The calls to strcmp were optimized out completely, not even replaced by a call
to memcmp.

I can produce lots of kernel examples that don't seem to follow basic str*
optimization, which is what prompted me to write this in the first place.

> Does this even compile? It's a well-known (or perhaps
> not-so-well-known?) pitfall that __builtin_constant_p() is not
> guaranteed to be usable in __builtin_choose_expr() - the latter only
> accepts bona fide integer constant expressions, while evaluation of
> __builtin_constant_p can be delayed until various optimization phases.
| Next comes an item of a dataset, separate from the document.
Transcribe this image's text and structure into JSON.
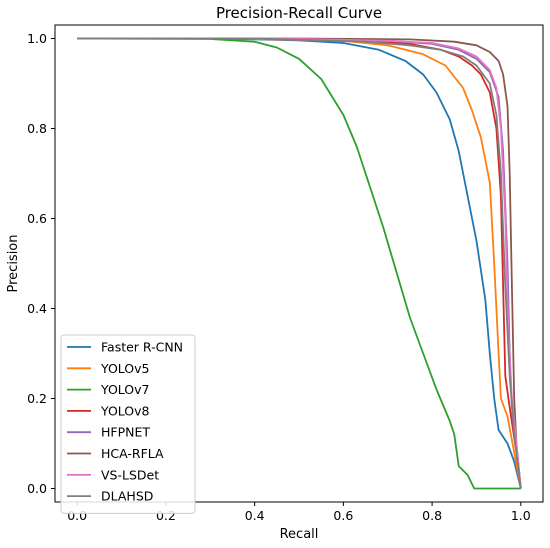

It not only compiles, but also seems to work correctly from what I've observed.

> This seems to be buggy - you don't know that src is at least as long as
> dest. And arguing "if it's shorter, there's a nul byte, which will
> differ from dest at that point, so memcmp will/should stop" means that
> the whole word-at-a-time argument would be out.
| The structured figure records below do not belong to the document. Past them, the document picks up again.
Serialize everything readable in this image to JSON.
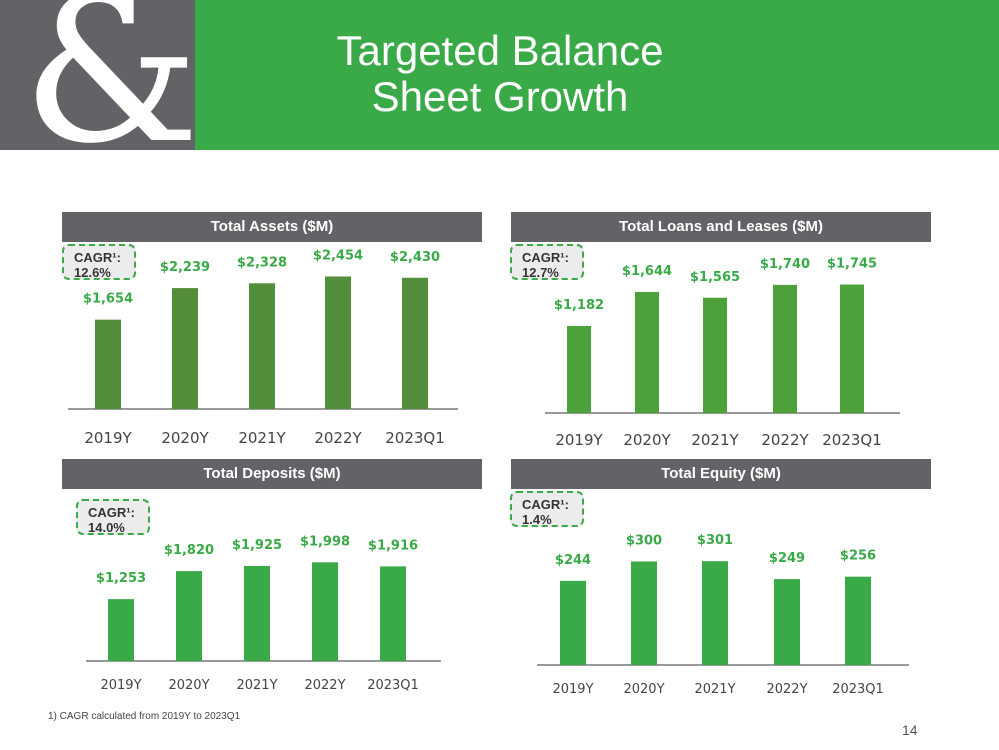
{
  "title_lines": [
    "Targeted Balance",
    "Sheet Growth"
  ],
  "logo_glyph": "&",
  "colors": {
    "header_green": "#3aaa48",
    "header_gray": "#626366",
    "assets_bar": "#538e3c",
    "loans_bar": "#4ca13a",
    "bright_bar": "#3aaa48",
    "label_green": "#3aaa48"
  },
  "chart_data": [
    {
      "type": "bar",
      "title": "Total Assets ($M)",
      "cagr_label": "CAGR¹:",
      "cagr_value": "12.6%",
      "categories": [
        "2019Y",
        "2020Y",
        "2021Y",
        "2022Y",
        "2023Q1"
      ],
      "values": [
        1654,
        2239,
        2328,
        2454,
        2430
      ],
      "value_labels": [
        "$1,654",
        "$2,239",
        "$2,328",
        "$2,454",
        "$2,430"
      ],
      "ylim": [
        0,
        3000
      ],
      "grid": false,
      "legend": "none"
    },
    {
      "type": "bar",
      "title": "Total Loans and Leases ($M)",
      "cagr_label": "CAGR¹:",
      "cagr_value": "12.7%",
      "categories": [
        "2019Y",
        "2020Y",
        "2021Y",
        "2022Y",
        "2023Q1"
      ],
      "values": [
        1182,
        1644,
        1565,
        1740,
        1745
      ],
      "value_labels": [
        "$1,182",
        "$1,644",
        "$1,565",
        "$1,740",
        "$1,745"
      ],
      "ylim": [
        0,
        2200
      ],
      "grid": false,
      "legend": "none"
    },
    {
      "type": "bar",
      "title": "Total Deposits ($M)",
      "cagr_label": "CAGR¹:",
      "cagr_value": "14.0%",
      "categories": [
        "2019Y",
        "2020Y",
        "2021Y",
        "2022Y",
        "2023Q1"
      ],
      "values": [
        1253,
        1820,
        1925,
        1998,
        1916
      ],
      "value_labels": [
        "$1,253",
        "$1,820",
        "$1,925",
        "$1,998",
        "$1,916"
      ],
      "ylim": [
        0,
        2450
      ],
      "grid": false,
      "legend": "none"
    },
    {
      "type": "bar",
      "title": "Total Equity ($M)",
      "cagr_label": "CAGR¹:",
      "cagr_value": "1.4%",
      "categories": [
        "2019Y",
        "2020Y",
        "2021Y",
        "2022Y",
        "2023Q1"
      ],
      "values": [
        244,
        300,
        301,
        249,
        256
      ],
      "value_labels": [
        "$244",
        "$300",
        "$301",
        "$249",
        "$256"
      ],
      "ylim": [
        0,
        400
      ],
      "grid": false,
      "legend": "none"
    }
  ],
  "footnote": "1)    CAGR calculated from 2019Y to 2023Q1",
  "page_number": "14"
}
You mean reading the last word of a string could read out of bounds of the
string when using memcmp? There are lots of memcmp instances using a literal
string in the kernel; I don't think it would be hard to find one that violates
what you've pointed out, so I'm not really sure why it's a problem.

After a few minutes of grepping, it seems like the memcmp usage in
drivers/md/dm-integrity.c can read out of bounds on its arguments:
} else if (!memcmp(opt_string, "internal_hash:", strlen("internal_hash:"))) {
	r = get_alg_and_key(opt_string, &ic->internal_hash_alg, &ti->error,
			    "Invalid internal_hash argument");
	if (r)
		goto bad;
} else if (!memcmp(opt_string, "journal_crypt:", strlen("journal_crypt:"))) {
	r = get_alg_and_key(opt_string, &ic->journal_crypt_alg, &ti->error,
			    "Invalid journal_crypt argument");
	if (r)
		goto bad;
} else if (!memcmp(opt_string, "journal_mac:", strlen("journal_mac:"))) {

Where opt_string is a dynamically-set argument with no specified minimum length.